La vacuna triple viral, disponible en el esquema de inmunización nacional mexicano, confiere protección en aproximadamente 97 por ciento de los casos cuando se administran ambas dosis recomendadas. Para personas que no han recibido la vacuna previamente y contactos de casos confirmados, existe un protocolo acelerado que permite completar el esquema en periodos reducidos.
Contexto nacional y lecciones aprendidas
México ha enfrentado brotes de sarampión antes. Entre 2018 y 2019, se confirmaron casos en Yucatán, Baja California y Ciudad de México, principalmente vinculados a importación desde otros países. Esos episodios demostraron que el virus no respeta fronteras administrativas y que la vigilancia epidemiológica requiere coordinación entre estados.
La experiencia internacional es clara: países como Brasil, Perú y Venezuela experimentaron resurgimientos significativos entre 2017 y 2020 tras caídas en cobertura vacunal, acumulando miles de casos prevenibles. El costo económico y en salud pública de estos brotes superó ampliamente el de mantener coberturas vacunales sostenidas.
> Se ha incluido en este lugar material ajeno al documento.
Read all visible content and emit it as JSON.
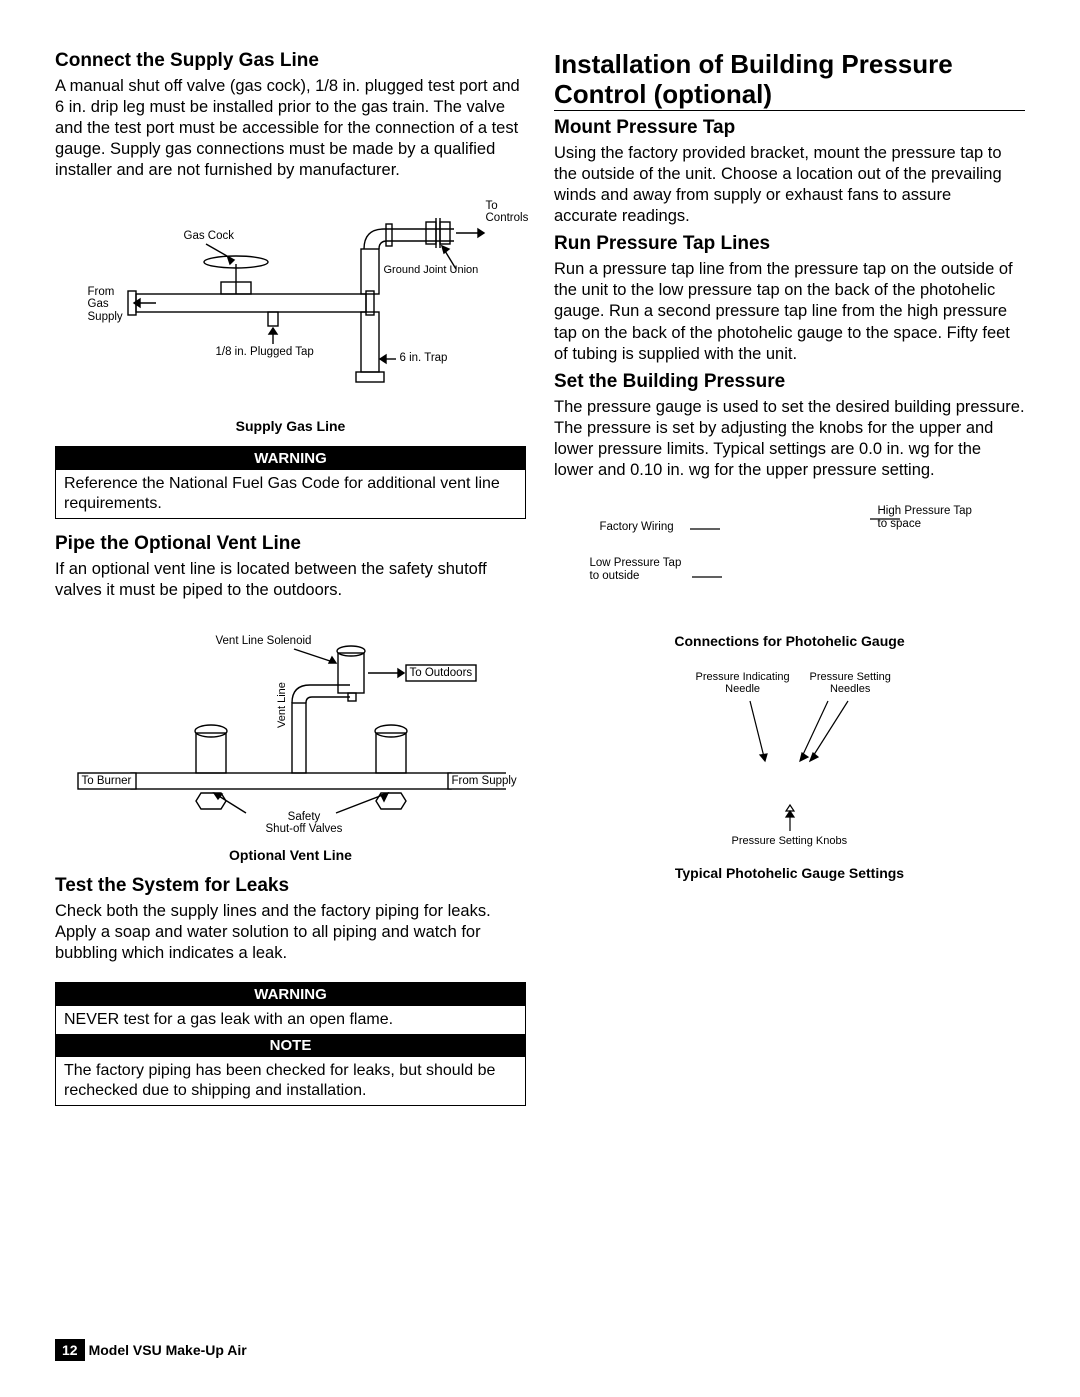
{
  "left": {
    "h1_connect": "Connect the Supply Gas Line",
    "p_connect": "A manual shut off valve (gas cock), 1/8 in. plugged test port and 6 in. drip leg must be installed prior to the gas train. The valve and the test port must be accessible for the connection of a test gauge. Supply gas connections must be made by a qualified installer and are not furnished by manufacturer.",
    "fig1": {
      "caption": "Supply Gas Line",
      "labels": {
        "gas_cock": "Gas Cock",
        "to_controls": "To\nControls",
        "from_gas": "From\nGas\nSupply",
        "ground_union": "Ground Joint Union",
        "plugged_tap": "1/8 in. Plugged Tap",
        "trap": "6 in. Trap"
      }
    },
    "warn1_head": "WARNING",
    "warn1_body": "Reference the National Fuel Gas Code for additional vent line requirements.",
    "h2_pipe": "Pipe the Optional Vent Line",
    "p_pipe": "If an optional vent line is located between the safety shutoff valves it must be piped to the outdoors.",
    "fig2": {
      "caption": "Optional Vent Line",
      "labels": {
        "vent_solenoid": "Vent Line Solenoid",
        "to_outdoors": "To Outdoors",
        "to_burner": "To Burner",
        "from_supply": "From Supply",
        "vent_line": "Vent Line",
        "safety_valves": "Safety\nShut-off Valves"
      }
    },
    "h2_test": "Test the System for Leaks",
    "p_test": "Check both the supply lines and the factory piping for leaks. Apply a soap and water solution to all piping and watch for bubbling which indicates a leak.",
    "warn2_head": "WARNING",
    "warn2_body": "NEVER test for a gas leak with an open flame.",
    "note_head": "NOTE",
    "note_body": "The factory piping has been checked for leaks, but should be rechecked due to shipping and installation."
  },
  "right": {
    "h1_install": "Installation of Building Pressure Control (optional)",
    "h2_mount": "Mount Pressure Tap",
    "p_mount": "Using the factory provided bracket, mount the pressure tap to the outside of the unit. Choose a location out of the prevailing winds and away from supply or exhaust fans to assure accurate readings.",
    "h2_run": "Run Pressure Tap Lines",
    "p_run": "Run a pressure tap line from the pressure tap on the outside of the unit to the low pressure tap on the back of the photohelic gauge. Run a second pressure tap line from the high pressure tap on the back of the photohelic gauge to the space. Fifty feet of tubing is supplied with the unit.",
    "h2_set": "Set the Building Pressure",
    "p_set": "The pressure gauge is used to set the desired building pressure. The pressure is set by adjusting the knobs for the upper and lower pressure limits. Typical settings are 0.0 in. wg for the lower and 0.10 in. wg for the upper pressure setting.",
    "fig3": {
      "caption": "Connections for Photohelic Gauge",
      "labels": {
        "factory_wiring": "Factory Wiring",
        "high_pressure": "High Pressure Tap\nto space",
        "low_pressure": "Low Pressure Tap\nto outside"
      }
    },
    "fig4": {
      "caption": "Typical Photohelic Gauge Settings",
      "labels": {
        "indicating_needle": "Pressure Indicating\nNeedle",
        "setting_needles": "Pressure Setting\nNeedles",
        "setting_knobs": "Pressure Setting Knobs"
      }
    }
  },
  "footer": {
    "page": "12",
    "text": "Model VSU Make-Up Air"
  }
}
Recomendaciones para la población
Instituciones como el Instituto Mexicano del Seguro Social y la Secretaría de Salud recomiendan verificar esquema de vacunación, especialmente en menores de cinco años y mujeres en edad reproductiva. Personas que desconocen su estado de inmunización pueden acudir a unidades de salud para evaluar antecedentes y completar dosis si es necesario.
Ante síntomas como fiebre alta, tos, rinitis, conjuntivitis seguida de erupciones cutáneas tipo máculo-papular, es esencial buscar atención médica rápidamente para diagnóstico confirmatorio y aislamiento preventivo, evitando así la transmisión a otros miembros de la comunidad.
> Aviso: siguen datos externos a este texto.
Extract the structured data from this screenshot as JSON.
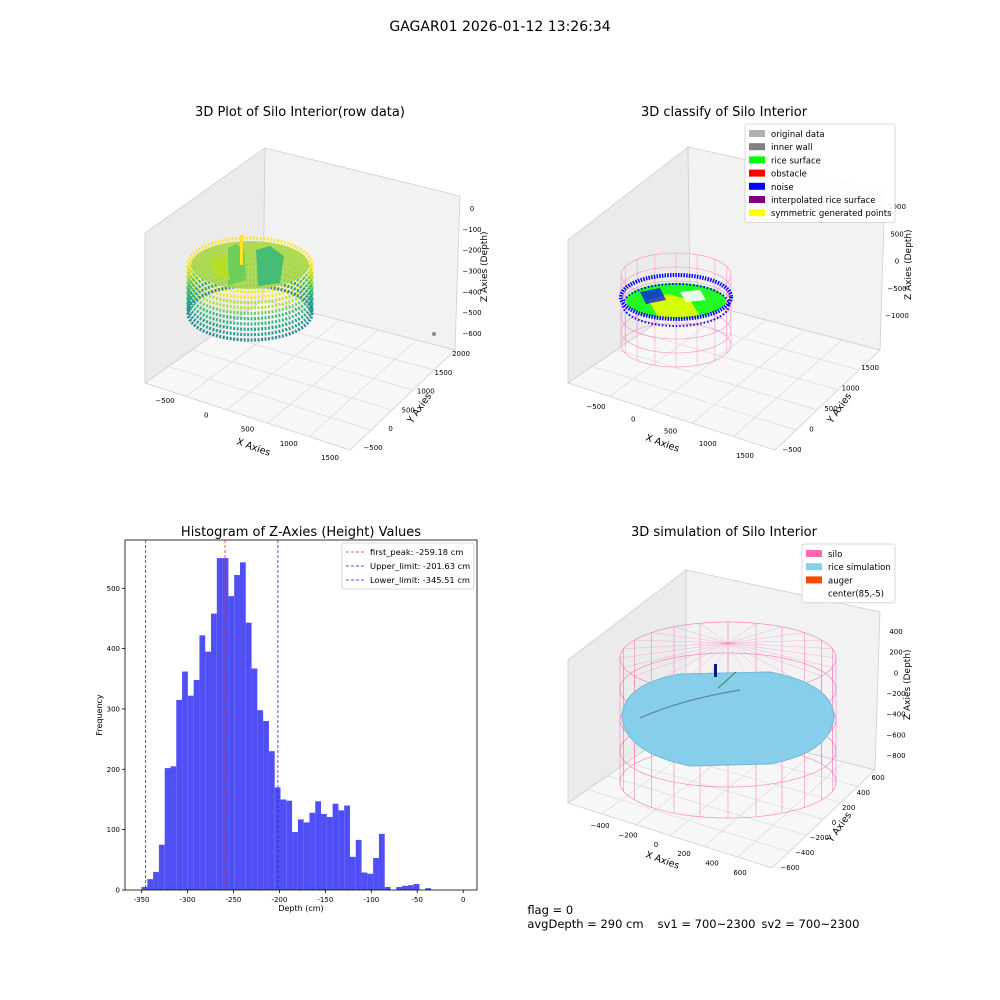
{
  "figure": {
    "suptitle": "GAGAR01 2026-01-12 13:26:34"
  },
  "footer": {
    "flag": "flag = 0",
    "avg_depth": "avgDepth = 290 cm",
    "sv1": "sv1 = 700~2300",
    "sv2": "sv2 = 700~2300"
  },
  "colors": {
    "hist_bar": "#4f4ff5",
    "peak_line": "#e03030",
    "limit_line": "#2020e0",
    "silo": "#ff69b4",
    "rice_sim": "#87ceeb",
    "auger": "#ff4500",
    "rice_surface": "#00ff00",
    "noise": "#0000ff"
  },
  "chart_data": [
    {
      "type": "scatter3d",
      "title": "3D Plot of Silo Interior(row data)",
      "xlabel": "X Axies",
      "ylabel": "Y Axies",
      "zlabel": "Z Axies (Depth)",
      "xticks": [
        "−500",
        "0",
        "500",
        "1000",
        "1500"
      ],
      "yticks": [
        "−500",
        "0",
        "500",
        "1000",
        "1500",
        "2000"
      ],
      "zticks": [
        "0",
        "−100",
        "−200",
        "−300",
        "−400",
        "−500",
        "−600"
      ],
      "zlim": [
        -620,
        20
      ]
    },
    {
      "type": "scatter3d",
      "title": "3D classify of Silo Interior",
      "xlabel": "X Axies",
      "ylabel": "Y Axies",
      "zlabel": "Z Axies (Depth)",
      "xticks": [
        "−500",
        "0",
        "500",
        "1000",
        "1500"
      ],
      "yticks": [
        "−500",
        "0",
        "500",
        "1000",
        "1500"
      ],
      "zticks": [
        "1000",
        "500",
        "0",
        "−500",
        "−1000"
      ],
      "legend": {
        "placement": "top-right",
        "entries": [
          {
            "label": "original data",
            "color": "#b0b0b0"
          },
          {
            "label": "inner wall",
            "color": "#808080"
          },
          {
            "label": "rice surface",
            "color": "#00ff00"
          },
          {
            "label": "obstacle",
            "color": "#ff0000"
          },
          {
            "label": "noise",
            "color": "#0000ff"
          },
          {
            "label": "interpolated rice surface",
            "color": "#800080"
          },
          {
            "label": "symmetric generated points",
            "color": "#ffff00"
          }
        ]
      }
    },
    {
      "type": "bar",
      "title": "Histogram of Z-Axies (Height) Values",
      "xlabel": "Depth (cm)",
      "ylabel": "Frequency",
      "xlim": [
        -368,
        15
      ],
      "ylim": [
        0,
        580
      ],
      "xticks": [
        -350,
        -300,
        -250,
        -200,
        -150,
        -100,
        -50,
        0
      ],
      "yticks": [
        0,
        100,
        200,
        300,
        400,
        500
      ],
      "bin_width": 6.3,
      "bin_start": -350,
      "values": [
        5,
        18,
        30,
        75,
        202,
        205,
        315,
        362,
        322,
        348,
        422,
        395,
        458,
        550,
        550,
        487,
        522,
        543,
        443,
        367,
        298,
        280,
        230,
        170,
        150,
        148,
        96,
        117,
        112,
        128,
        147,
        126,
        121,
        143,
        132,
        140,
        55,
        83,
        29,
        27,
        53,
        93,
        5,
        0,
        5,
        7,
        8,
        10,
        0,
        3
      ],
      "vlines": [
        {
          "x": -259.18,
          "label": "first_peak: -259.18 cm",
          "style": "peak"
        },
        {
          "x": -201.63,
          "label": "Upper_limit: -201.63 cm",
          "style": "limit"
        },
        {
          "x": -345.51,
          "label": "Lower_limit: -345.51 cm",
          "style": "limit"
        }
      ],
      "legend": {
        "placement": "top-right"
      }
    },
    {
      "type": "surface3d",
      "title": "3D simulation of Silo Interior",
      "xlabel": "X Axies",
      "ylabel": "Y Axies",
      "zlabel": "Z Axies (Depth)",
      "xticks": [
        "−400",
        "−200",
        "0",
        "200",
        "400",
        "600"
      ],
      "yticks": [
        "−600",
        "−400",
        "−200",
        "0",
        "200",
        "400",
        "600"
      ],
      "zticks": [
        "400",
        "200",
        "0",
        "−200",
        "−400",
        "−600",
        "−800"
      ],
      "legend": {
        "placement": "top-right",
        "entries": [
          {
            "label": "silo",
            "color": "#ff69b4"
          },
          {
            "label": "rice simulation",
            "color": "#87ceeb"
          },
          {
            "label": "auger",
            "color": "#ff4500"
          },
          {
            "label": "center(85,-5)",
            "color": ""
          }
        ]
      }
    }
  ]
}
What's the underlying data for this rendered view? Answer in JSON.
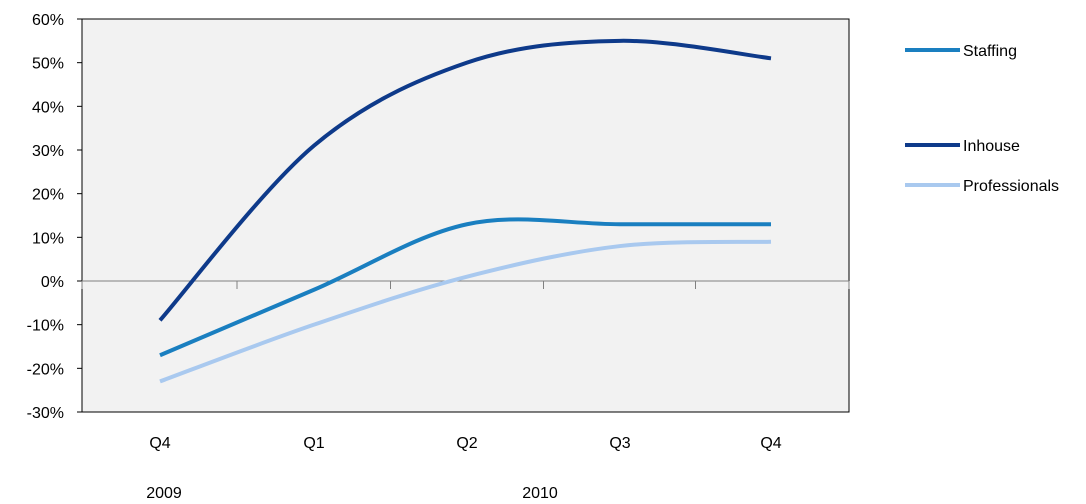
{
  "chart_data": {
    "type": "line",
    "categories": [
      "Q4",
      "Q1",
      "Q2",
      "Q3",
      "Q4"
    ],
    "year_labels": [
      "2009",
      "2010"
    ],
    "ylim": [
      -30,
      60
    ],
    "yticks": [
      "-30%",
      "-20%",
      "-10%",
      "0%",
      "10%",
      "20%",
      "30%",
      "40%",
      "50%",
      "60%"
    ],
    "ytick_values": [
      -30,
      -20,
      -10,
      0,
      10,
      20,
      30,
      40,
      50,
      60
    ],
    "grid": false,
    "plot_background": "#f2f2f2",
    "legend_position": "right",
    "series": [
      {
        "name": "Staffing",
        "color": "#1a7fc0",
        "values": [
          -17,
          -2,
          13,
          13,
          13
        ]
      },
      {
        "name": "Inhouse",
        "color": "#0e3a8a",
        "values": [
          -9,
          31,
          50,
          55,
          51
        ]
      },
      {
        "name": "Professionals",
        "color": "#a9c9ef",
        "values": [
          -23,
          -10,
          1,
          8,
          9
        ]
      }
    ]
  }
}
La situación en Sonora refleja un desafío sanitario que trasciende fronteras estatales: mantener vigilancia constante sobre enfermedades prevenibles por vacunación requiere inversión sostenida, comunicación pública efectiva y acceso equitativo a inmunizaciones para todas las poblaciones, independientemente de su ubicación geográfica o condición socioeconómica.